The Times has to come out of the delusion that there is nothing more important, more special, more sacred, than a New York Times reporter opening his or her mouth to yammer about something.

FGFM said...

"These are, really, more and more, they feel like extensions of our hands."

I bet.

Anonymous said...

Props to Stelter for having the decency to decline comment, instead of the usual NYT bullshit response to NYTPicker, "We don't comment to anonymous bloggers."

By the way, is Stelter the guy in the video actually buying an iPhone with a wad of cash? The whole segment looks like a paid ad for Apple.

Anonymous said...

Actually, I'm taken aback by how sweeping that policy is. Does that mean a Times writer cannot provide a jacket blurb for a friend's or colleague's book?

Anonymous said...

Not to polish Apple, but the intentions behind the loudest complaints are suspect. Are they bothered that there are some things the iphone won’t do? Like hypnotize the user with vending machine style mind access to manchurian handlers that make the used think things like how much they love slave labor, or how much they love potatoes or electroshock or turn them into nymphomaniacs that are then sent to turn trust fund babies to overlook transgression of the remainder of his inheritance?

It’s archaic compared to what it should be, and because it’s not shitty enough, the pellet turds are getting seriously overworked.

Anonymous said...

It's annoying to me, as a reader, that the NYT publishes these rules, but then ignores violations of them when NYTPicker points them out. What's the point of having rules if there's no consequence to breaking them?

Anonymous said...

That "extension of hands" comment is nonsensical. As Steve Jobs said yesterday, "it's just a phone."

Anonymous said...

To the anonymous who asked why have rules if you just ignore them anyway. The Times is not alone in this. Pretty much about half the places I have worked for in my life have done the same thing. It's mainly so marginally qualified management types can ignore everything up to the entire building being on fire. The Catch-22 logic being "Well, our employees have all read the handbook, so they know what they can't do. Therefore, no one would do the thing you're complaining about because it's specifically proscribed in the handbook. But I value your input."

Anonymous said...

The inconvenient nuisance is that as more flawed habits are exposed on display, the rate of crackdown is met with the reality of people’s unincorporated opinions. It’s not via the iphone that the minds of unskilled reporters with little life experience are to be bulldozed over for more appealing journalistic output and less of a hygienic fallout. It’s not
a protectorate’s sorcery either.

Anonymous said...

Buying a Springsteen song is an expression of musical taste; it is also the purchase of a product. But you're right, it is a poor analogy from a professional wordsmith at the New York Times, a source that ought to choose its analogies with more care than David Brooks.

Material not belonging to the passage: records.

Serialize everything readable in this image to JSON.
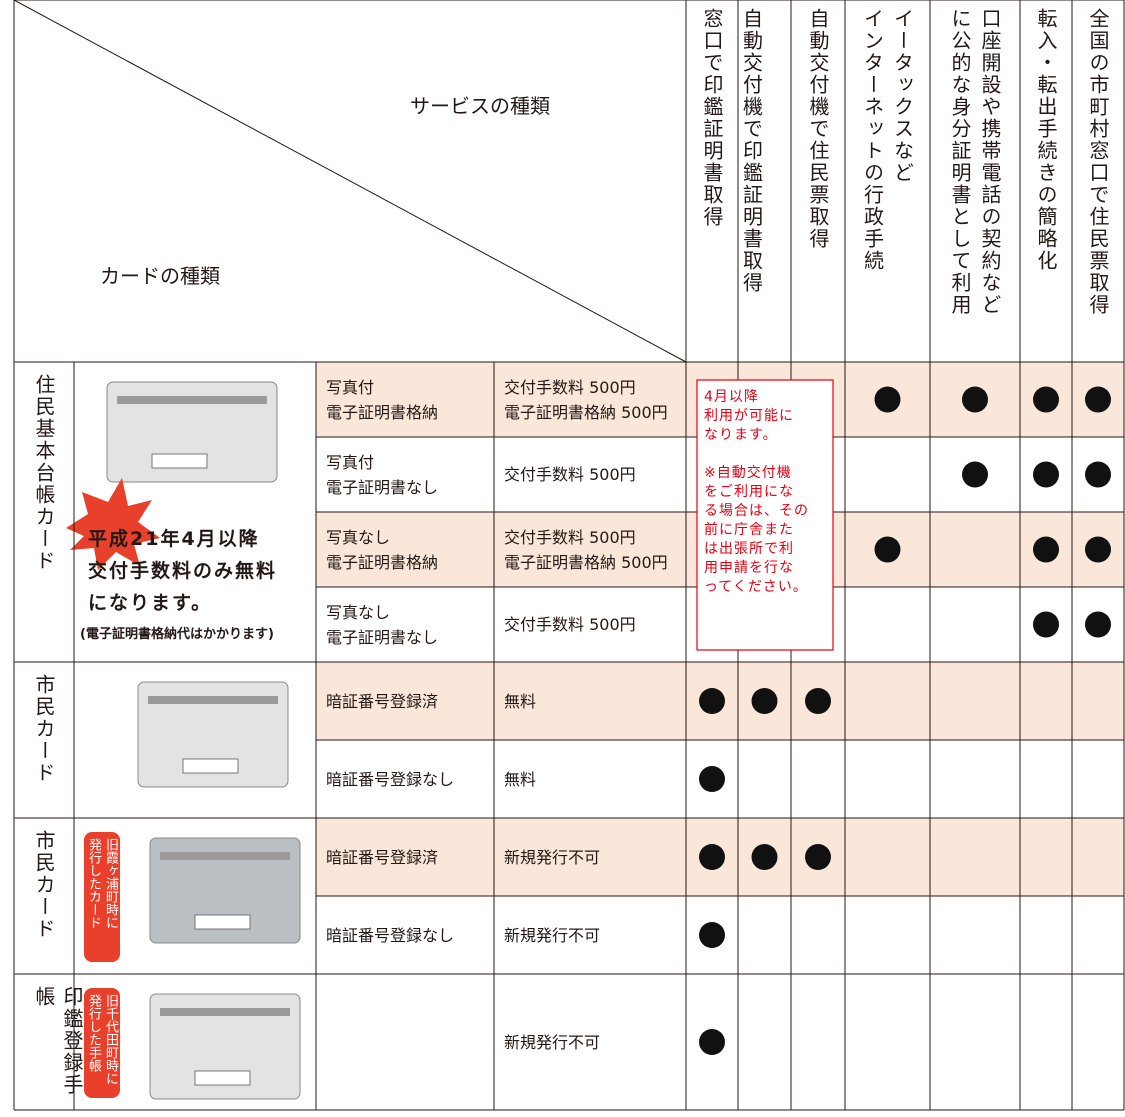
{
  "header": {
    "service_label": "サービスの種類",
    "card_label": "カードの種類",
    "services": [
      [
        "窓口で印鑑証明書取得"
      ],
      [
        "自動交付機で印鑑証明書取得"
      ],
      [
        "自動交付機で住民票取得"
      ],
      [
        "イータックスなど",
        "インターネットの行政手続"
      ],
      [
        "口座開設や携帯電話の契約など",
        "に公的な身分証明書として利用"
      ],
      [
        "転入・転出手続きの簡略化"
      ],
      [
        "全国の市町村窓口で住民票取得"
      ]
    ]
  },
  "groups": [
    {
      "label": "住民基本台帳カード",
      "rows": [
        {
          "type": [
            "写真付",
            "電子証明書格納"
          ],
          "fee": [
            "交付手数料 500円",
            "電子証明書格納 500円"
          ],
          "available": [
            false,
            false,
            false,
            true,
            true,
            true,
            true
          ],
          "highlight": true
        },
        {
          "type": [
            "写真付",
            "電子証明書なし"
          ],
          "fee": [
            "交付手数料 500円"
          ],
          "available": [
            false,
            false,
            false,
            false,
            true,
            true,
            true
          ],
          "highlight": false
        },
        {
          "type": [
            "写真なし",
            "電子証明書格納"
          ],
          "fee": [
            "交付手数料 500円",
            "電子証明書格納 500円"
          ],
          "available": [
            false,
            false,
            false,
            true,
            false,
            true,
            true
          ],
          "highlight": true
        },
        {
          "type": [
            "写真なし",
            "電子証明書なし"
          ],
          "fee": [
            "交付手数料 500円"
          ],
          "available": [
            false,
            false,
            false,
            false,
            false,
            true,
            true
          ],
          "highlight": false
        }
      ]
    },
    {
      "label": "市民カード",
      "rows": [
        {
          "type": [
            "暗証番号登録済"
          ],
          "fee": [
            "無料"
          ],
          "available": [
            true,
            true,
            true,
            false,
            false,
            false,
            false
          ],
          "highlight": true
        },
        {
          "type": [
            "暗証番号登録なし"
          ],
          "fee": [
            "無料"
          ],
          "available": [
            true,
            false,
            false,
            false,
            false,
            false,
            false
          ],
          "highlight": false
        }
      ]
    },
    {
      "label": "市民カード",
      "badge": [
        "旧霞ヶ浦町時に",
        "発行したカード"
      ],
      "rows": [
        {
          "type": [
            "暗証番号登録済"
          ],
          "fee": [
            "新規発行不可"
          ],
          "available": [
            true,
            true,
            true,
            false,
            false,
            false,
            false
          ],
          "highlight": true
        },
        {
          "type": [
            "暗証番号登録なし"
          ],
          "fee": [
            "新規発行不可"
          ],
          "available": [
            true,
            false,
            false,
            false,
            false,
            false,
            false
          ],
          "highlight": false
        }
      ]
    },
    {
      "label": "印鑑登録手帳",
      "badge": [
        "旧千代田町時に",
        "発行した手帳"
      ],
      "rows": [
        {
          "type": [],
          "fee": [
            "新規発行不可"
          ],
          "available": [
            true,
            false,
            false,
            false,
            false,
            false,
            false
          ],
          "highlight": false
        }
      ]
    }
  ],
  "card_note": {
    "lines": [
      "平成21年4月以降",
      "交付手数料のみ無料",
      "になります。"
    ],
    "small": "(電子証明書格納代はかかります)"
  },
  "notice": [
    [
      "4月以降",
      "利用が可能に",
      "なります。"
    ],
    [
      "※自動交付機",
      "をご利用にな",
      "る場合は、その",
      "前に庁舎また",
      "は出張所で利",
      "用申請を行な",
      "ってください。"
    ]
  ]
}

Buying a Springsteen song means purchasing the right to hear the music and lyrics from a specific performance. It means the ability to play it over and over again for personal use without practical loss of song quality.

Buying it does not preclude you from buying other songs. It does not mean being locked into a two- or five-year contract that restricts your ability to play it to a single service provider's machines or technology. It does not mean losing playback quality when you stand too near your disc player or pick up your MP3.

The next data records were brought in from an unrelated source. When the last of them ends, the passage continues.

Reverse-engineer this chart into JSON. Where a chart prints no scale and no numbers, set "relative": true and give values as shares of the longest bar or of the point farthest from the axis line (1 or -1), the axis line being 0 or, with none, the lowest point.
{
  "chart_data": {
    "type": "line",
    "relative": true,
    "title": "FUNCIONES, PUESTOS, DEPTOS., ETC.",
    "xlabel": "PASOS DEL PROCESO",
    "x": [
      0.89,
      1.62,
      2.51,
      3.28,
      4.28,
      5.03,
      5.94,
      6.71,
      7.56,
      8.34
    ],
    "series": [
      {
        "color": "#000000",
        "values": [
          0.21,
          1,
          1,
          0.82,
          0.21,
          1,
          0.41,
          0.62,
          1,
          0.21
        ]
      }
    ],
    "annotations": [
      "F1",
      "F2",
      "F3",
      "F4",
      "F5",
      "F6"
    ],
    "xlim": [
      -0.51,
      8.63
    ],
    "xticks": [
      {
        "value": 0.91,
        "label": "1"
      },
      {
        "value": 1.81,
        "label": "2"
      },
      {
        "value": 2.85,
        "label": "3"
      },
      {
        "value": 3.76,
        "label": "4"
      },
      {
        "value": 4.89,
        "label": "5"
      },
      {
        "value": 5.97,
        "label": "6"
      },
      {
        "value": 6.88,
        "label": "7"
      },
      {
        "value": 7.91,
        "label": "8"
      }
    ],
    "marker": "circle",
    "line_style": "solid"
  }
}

The analogy is even worse in that Mr. Stelter is expressing a hard preference for a product he may have bought, but doesn't have. He does not yet depend on its performance for his livelihood, his social life or his personal safety. He is talking out of his hat and, yes, making a product endorsement.

At another time, this might be a tempest in a teapot - one earnest twit speaks out of turn - except that the Times is so full of such staff and editorial behavior nowadays that it's brewing a real storm.